Подойдя к окну, Валерия смотрела, как он садится в машину. Когда машина скрылась из виду, Валерия осела на пол, привалившись спиной к батарее, и перестала сдерживать слезы, старый плач, который ждал в ней с тех пор, как разошлись их пути и между ними разверзлась пропасть.
Сага пристегнула мотоцикл и зашагала по Лунтмакаргатан, думая о том, как быстро Йона вошел в доверие к Рачену. Штурм должен был начаться через два часа.
Она прошла мимо восточноазиатского вегетарианского ресторана, где сидели мужчина и женщина лет пятидесяти. Они держали друг друга за руки на столе между тарелками и бокалами и, улыбаясь, разговаривали.
Сага поняла, что с самого пробуждения ничего не ела – забыла.
Все были потрясены масштабом угрозы государству.
После допроса Тамары в Нючёпингсбру Жанетт взяла больничный. На обратном пути в Стокгольм она лежала, скорчившись и закрыв глаза, на заднем сиденье.
Утром в конторе Янус, с красными кругами под глазами, пил один стакан воды за другим.
Он был небрит и признался, что не ездил домой, а спал в машине на парковке. Сага подумала – надо уговорить его принимать лекарство. Она знала, что несколько недель после увольнения из армии он провел в больнице, но потом взял болезнь под контроль.
Один из сотрудников Януса просматривал записи с камер видеонаблюдения на жестком диске с компьютера министра.

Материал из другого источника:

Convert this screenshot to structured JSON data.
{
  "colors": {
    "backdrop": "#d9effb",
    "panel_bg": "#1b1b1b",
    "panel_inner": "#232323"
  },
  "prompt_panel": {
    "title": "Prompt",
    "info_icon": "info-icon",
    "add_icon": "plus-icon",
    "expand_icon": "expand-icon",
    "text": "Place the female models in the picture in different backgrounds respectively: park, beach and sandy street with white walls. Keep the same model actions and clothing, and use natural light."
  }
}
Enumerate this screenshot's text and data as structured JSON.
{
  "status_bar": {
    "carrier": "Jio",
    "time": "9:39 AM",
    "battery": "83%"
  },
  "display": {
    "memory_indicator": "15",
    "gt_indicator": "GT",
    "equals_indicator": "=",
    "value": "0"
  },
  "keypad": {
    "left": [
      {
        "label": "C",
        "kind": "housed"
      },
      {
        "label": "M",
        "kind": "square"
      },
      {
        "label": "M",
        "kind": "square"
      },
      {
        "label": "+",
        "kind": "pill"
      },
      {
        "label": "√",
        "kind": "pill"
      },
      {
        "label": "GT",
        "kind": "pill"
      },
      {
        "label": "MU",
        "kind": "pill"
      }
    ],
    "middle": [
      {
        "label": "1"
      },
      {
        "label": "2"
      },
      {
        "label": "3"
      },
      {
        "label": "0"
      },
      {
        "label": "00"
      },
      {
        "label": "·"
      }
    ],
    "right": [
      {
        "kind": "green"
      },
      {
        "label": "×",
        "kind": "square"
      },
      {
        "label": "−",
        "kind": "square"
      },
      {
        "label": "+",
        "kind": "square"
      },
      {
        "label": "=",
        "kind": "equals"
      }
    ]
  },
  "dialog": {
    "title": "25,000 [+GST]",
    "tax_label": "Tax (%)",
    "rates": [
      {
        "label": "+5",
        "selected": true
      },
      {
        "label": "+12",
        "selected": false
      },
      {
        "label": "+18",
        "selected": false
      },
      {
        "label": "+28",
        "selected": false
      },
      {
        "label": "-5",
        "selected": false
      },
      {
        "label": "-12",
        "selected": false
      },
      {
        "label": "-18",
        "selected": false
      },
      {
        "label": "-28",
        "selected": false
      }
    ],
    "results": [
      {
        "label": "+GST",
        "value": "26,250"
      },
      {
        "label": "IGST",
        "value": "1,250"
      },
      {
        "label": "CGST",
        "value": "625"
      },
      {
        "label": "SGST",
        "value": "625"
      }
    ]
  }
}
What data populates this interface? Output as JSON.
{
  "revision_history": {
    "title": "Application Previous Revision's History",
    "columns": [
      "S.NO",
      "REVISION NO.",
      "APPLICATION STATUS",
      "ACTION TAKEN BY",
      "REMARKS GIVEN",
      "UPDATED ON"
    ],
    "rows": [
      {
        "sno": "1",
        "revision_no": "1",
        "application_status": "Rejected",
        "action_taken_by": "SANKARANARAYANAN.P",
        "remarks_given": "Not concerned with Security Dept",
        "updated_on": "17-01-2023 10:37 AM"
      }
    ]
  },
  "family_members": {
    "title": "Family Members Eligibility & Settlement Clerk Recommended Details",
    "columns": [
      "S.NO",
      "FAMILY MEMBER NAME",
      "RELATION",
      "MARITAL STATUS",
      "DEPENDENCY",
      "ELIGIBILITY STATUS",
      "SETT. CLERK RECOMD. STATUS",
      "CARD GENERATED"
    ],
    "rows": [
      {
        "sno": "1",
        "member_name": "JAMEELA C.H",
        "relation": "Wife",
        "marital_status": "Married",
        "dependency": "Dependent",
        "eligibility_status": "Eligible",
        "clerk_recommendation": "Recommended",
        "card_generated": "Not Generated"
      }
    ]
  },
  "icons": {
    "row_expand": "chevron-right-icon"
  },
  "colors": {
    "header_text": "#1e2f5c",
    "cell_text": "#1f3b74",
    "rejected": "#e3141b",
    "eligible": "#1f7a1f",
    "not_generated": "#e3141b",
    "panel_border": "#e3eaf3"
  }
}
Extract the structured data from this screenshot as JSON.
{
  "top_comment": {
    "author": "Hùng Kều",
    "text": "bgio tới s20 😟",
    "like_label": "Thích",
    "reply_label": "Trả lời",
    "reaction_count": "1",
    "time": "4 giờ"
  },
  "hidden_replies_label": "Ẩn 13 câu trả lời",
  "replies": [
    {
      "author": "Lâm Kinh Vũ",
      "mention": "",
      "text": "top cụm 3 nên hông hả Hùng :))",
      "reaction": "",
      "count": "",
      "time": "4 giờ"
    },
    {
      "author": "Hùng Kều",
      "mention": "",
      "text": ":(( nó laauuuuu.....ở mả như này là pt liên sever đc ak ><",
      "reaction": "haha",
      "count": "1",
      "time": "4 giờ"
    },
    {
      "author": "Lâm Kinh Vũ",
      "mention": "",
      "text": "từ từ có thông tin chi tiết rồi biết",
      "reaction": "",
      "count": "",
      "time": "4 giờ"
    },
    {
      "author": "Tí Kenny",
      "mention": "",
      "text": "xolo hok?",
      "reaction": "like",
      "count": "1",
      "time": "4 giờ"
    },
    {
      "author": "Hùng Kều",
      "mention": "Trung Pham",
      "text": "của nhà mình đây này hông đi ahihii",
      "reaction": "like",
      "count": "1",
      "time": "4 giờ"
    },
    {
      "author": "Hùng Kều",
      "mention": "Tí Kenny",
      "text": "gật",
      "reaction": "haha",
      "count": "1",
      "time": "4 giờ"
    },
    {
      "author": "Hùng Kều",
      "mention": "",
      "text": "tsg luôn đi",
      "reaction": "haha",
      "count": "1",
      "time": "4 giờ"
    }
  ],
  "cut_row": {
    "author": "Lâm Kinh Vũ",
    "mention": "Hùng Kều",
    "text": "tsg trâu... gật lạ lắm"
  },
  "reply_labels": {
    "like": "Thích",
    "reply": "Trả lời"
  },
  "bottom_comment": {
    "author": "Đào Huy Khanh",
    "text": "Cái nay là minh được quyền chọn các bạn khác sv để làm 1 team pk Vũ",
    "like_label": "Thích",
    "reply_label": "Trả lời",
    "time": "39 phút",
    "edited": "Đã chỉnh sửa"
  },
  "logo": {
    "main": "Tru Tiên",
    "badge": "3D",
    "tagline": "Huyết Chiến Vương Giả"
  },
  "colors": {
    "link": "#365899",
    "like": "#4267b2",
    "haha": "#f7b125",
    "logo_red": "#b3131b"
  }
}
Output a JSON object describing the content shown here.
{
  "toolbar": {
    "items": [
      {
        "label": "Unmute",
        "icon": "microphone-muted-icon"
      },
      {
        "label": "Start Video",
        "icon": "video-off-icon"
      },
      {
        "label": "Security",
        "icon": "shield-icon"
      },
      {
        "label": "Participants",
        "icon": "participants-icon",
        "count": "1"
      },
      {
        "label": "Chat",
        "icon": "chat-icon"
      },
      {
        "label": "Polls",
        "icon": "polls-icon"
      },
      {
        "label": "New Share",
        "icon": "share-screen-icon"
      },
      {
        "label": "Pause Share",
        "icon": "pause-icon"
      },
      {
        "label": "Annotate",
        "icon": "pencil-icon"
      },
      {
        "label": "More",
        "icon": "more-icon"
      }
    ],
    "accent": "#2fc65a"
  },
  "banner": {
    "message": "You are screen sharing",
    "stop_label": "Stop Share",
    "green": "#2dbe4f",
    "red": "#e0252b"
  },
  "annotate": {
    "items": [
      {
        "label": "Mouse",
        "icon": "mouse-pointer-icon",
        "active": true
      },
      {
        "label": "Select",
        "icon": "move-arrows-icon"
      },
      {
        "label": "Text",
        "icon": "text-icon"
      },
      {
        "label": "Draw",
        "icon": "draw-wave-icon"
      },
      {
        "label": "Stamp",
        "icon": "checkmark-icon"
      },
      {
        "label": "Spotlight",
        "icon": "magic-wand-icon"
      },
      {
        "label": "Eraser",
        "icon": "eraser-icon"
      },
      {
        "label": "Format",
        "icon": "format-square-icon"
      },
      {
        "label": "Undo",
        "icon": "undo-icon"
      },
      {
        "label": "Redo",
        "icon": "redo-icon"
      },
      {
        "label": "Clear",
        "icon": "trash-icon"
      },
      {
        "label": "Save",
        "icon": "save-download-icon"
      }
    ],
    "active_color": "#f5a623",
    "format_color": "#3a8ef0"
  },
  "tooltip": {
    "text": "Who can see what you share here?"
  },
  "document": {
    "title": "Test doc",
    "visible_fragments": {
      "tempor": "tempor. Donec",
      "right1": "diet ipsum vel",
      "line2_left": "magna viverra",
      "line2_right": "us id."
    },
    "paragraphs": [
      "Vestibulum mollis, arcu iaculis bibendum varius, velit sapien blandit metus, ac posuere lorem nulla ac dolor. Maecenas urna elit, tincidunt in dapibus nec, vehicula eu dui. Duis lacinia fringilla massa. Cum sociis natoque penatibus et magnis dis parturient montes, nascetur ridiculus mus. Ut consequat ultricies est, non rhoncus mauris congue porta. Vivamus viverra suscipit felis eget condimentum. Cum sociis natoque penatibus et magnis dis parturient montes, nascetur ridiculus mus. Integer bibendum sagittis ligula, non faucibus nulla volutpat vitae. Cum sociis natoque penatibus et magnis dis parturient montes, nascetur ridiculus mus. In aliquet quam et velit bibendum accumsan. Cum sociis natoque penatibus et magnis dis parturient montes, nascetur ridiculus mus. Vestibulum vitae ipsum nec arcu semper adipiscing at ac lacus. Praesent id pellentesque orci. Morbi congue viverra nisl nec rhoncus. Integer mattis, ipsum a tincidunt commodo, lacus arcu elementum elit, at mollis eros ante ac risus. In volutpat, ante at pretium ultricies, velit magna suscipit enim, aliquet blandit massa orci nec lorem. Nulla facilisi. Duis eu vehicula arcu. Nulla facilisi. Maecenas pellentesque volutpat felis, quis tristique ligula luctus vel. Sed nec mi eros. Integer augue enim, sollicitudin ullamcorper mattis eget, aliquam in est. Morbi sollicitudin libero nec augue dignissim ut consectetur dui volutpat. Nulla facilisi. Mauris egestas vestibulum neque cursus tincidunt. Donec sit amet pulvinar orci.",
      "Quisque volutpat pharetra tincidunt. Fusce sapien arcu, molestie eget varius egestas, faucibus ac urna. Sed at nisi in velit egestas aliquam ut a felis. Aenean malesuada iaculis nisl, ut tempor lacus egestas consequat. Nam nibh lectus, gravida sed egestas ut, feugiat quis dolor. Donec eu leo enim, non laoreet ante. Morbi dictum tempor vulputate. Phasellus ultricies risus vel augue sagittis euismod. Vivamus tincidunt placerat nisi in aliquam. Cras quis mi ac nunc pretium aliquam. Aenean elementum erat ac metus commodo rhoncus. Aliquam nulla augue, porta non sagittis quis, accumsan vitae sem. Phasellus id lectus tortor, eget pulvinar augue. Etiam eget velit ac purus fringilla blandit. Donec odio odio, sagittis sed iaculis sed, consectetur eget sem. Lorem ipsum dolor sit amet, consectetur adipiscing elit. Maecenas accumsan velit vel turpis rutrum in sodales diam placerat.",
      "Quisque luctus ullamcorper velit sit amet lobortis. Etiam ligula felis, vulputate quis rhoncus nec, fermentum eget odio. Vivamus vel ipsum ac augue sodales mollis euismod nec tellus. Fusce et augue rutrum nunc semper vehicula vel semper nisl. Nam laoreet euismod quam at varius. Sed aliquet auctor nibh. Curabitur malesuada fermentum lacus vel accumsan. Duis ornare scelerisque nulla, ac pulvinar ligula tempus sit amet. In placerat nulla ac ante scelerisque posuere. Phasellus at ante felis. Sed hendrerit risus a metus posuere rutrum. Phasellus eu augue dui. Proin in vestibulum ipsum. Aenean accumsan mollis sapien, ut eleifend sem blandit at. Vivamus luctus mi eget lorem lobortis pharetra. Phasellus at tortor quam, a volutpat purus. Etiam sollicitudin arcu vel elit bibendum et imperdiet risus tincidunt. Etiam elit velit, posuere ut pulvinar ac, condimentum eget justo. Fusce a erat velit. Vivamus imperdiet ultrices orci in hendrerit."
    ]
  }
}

Преступник на них не попал, хотя он должен был прийти на виллу как минимум один раз для рекогносцировки.
Зато три недели назад камеры засняли другого нарушителя.
Посреди ночи звездный повар Рекс Мюллер перелез через ограду, прошел по газону и, пошатываясь, поднялся на террасу.
На записи было видно, как он мочится прямо в подсвеченный бассейн, после чего обходит сад, собирает, словно огромные грибы, садовых гномов и бросает их в бассейн одного за другим.
Связи с убийством тут не просматривалось, но действовал этот человек, без сомнения, агрессивно и неуравновешенно.
Янус стер пот, выступивший над верхней губой, и несколько раз повторил: нельзя бросаться словами, выражающими ненависть. Несколько враждебных слов в комментариях, реплика в Фейсбуке или Инстаграме могут стать причиной страшного преступления на почве ненависти.
Рекс забрал с террасы оставленную Самми пепельницу, вытряхнул пепел и поставил ее в посудомоечную машину. В дверь позвонили. Рекс оставил кран включенным и заторопился к двери.
За дверью стояла самая красивая женщина из всех, что он видел. Она словно вышла из чудесного сна, когда спят долго, когда алкоголь уже испарился и сны стали сладкими, словно сахар.
– Меня зовут Сага Бауэр, я комиссар службы, – сказала она и взглянула прямо на Рекса голубыми глазами.
– Службы?..
– Службы безопасности, – пояснила Сага и предъявила удостоверение.
– О’кей. – Рекс даже не взглянул на документ.
– Можно войти?
Рекс посторонился, услышал, как на кухне шумит кран, и вспомнил, что моет посуду.
Агент службы сняла видавшие виды кроссовки и подвинула их ногой.
– Мы можем пройти на кухню? – тихо спросил Рекс. – Я загружаю посудомойку, и…
Она кивнула и следом за ним поднялась по лестнице. Рекс закрыл кран и повернулся к ней.
– Хотите… хотите кофе?
– Нет, спасибо. – Сага бросила взгляд в окно, на город. – Вы знали министра иностранных дел, верно?